Detwiler was moved back into rotation as the fifth starter, replacing Wang, while Wang will pitch out of the bullpen as a reliever until he returns to his previous form.
The Taiwanese right-hander started the season on the disabled list after suffering from a spring training injury.
"Wang is very valuable to us and I feel like in his (four) starts that he has not improved his mechanics," said manager Davey Johnson. "I still really like his arm strength. It seems like he still has not got his rhythm yet but hopefully he will, because I'm going to need him," he added.

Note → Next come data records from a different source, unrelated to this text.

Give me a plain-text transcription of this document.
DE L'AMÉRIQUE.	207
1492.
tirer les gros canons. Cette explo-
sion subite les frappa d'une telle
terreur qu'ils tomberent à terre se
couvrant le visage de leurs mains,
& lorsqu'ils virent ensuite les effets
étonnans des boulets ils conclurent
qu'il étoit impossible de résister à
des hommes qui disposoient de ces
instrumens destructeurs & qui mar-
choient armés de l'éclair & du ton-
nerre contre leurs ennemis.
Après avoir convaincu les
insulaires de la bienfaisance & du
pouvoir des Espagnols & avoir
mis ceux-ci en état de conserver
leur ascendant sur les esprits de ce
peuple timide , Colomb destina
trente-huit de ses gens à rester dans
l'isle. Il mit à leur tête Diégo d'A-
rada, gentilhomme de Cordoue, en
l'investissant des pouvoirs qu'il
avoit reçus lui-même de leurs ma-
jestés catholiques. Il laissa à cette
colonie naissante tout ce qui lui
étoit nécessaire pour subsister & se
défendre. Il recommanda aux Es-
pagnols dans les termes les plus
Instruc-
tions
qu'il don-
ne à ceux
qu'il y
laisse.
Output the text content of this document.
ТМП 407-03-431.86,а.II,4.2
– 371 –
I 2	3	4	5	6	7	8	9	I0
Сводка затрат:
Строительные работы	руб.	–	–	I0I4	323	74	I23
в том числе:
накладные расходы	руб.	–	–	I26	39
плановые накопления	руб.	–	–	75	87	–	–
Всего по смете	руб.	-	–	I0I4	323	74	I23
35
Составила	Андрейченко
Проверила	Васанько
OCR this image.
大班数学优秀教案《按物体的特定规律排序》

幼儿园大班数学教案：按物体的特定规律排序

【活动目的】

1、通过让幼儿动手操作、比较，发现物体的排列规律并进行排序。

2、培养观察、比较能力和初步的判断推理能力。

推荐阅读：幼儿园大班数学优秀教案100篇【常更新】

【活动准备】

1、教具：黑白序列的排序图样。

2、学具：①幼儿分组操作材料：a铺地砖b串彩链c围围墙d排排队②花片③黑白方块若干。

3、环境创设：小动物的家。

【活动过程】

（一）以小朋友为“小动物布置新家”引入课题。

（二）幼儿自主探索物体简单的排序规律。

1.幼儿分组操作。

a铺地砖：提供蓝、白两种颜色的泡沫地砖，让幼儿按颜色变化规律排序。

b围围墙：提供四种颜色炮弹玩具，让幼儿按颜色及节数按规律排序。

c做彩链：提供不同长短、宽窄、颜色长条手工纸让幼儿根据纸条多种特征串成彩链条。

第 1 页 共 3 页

Wang will be working extensively with pitching coach Steve McCatty to try and get back on form.
According to baseball experts, Wang releases the ball too quickly and his body cannot match the movements of his pitch, thus causing an imbalance in his pitches. It results in a fastball but lacks the precision and accuracy of his trademark sinker.
There are three possibilities about what the Nationals could do with Wang but they are not attractive choices, Adam Kilgore wrote for the Washington Post.
He said the Nationals could give up on him after four starts, they could trade him or they could keep him in rotation.
"The stakes are high for the Nationals now, too high for the Nationals to wait too long for Wang to become what he is capable of," added Kilgore.
However, Johnson said he thinks "there is a lot there. We need to figure it out. It's getting late but we will," indicating that they will be sticking with Wang for now.
Wang's ERA rose to 6.62 after four starts by giving up 14 walks and 26 hits in only 17 2/3 innings. In his last game against the Rays, he allowed three walks and seven hits over 3 1/3 innings.
In comparison, Detwiler, who substituted Wang in the fourth against the Rays and pitched 3 2/3 hitless innings, retiring 11 out of 12 hitters, posted a 3.34 ERA.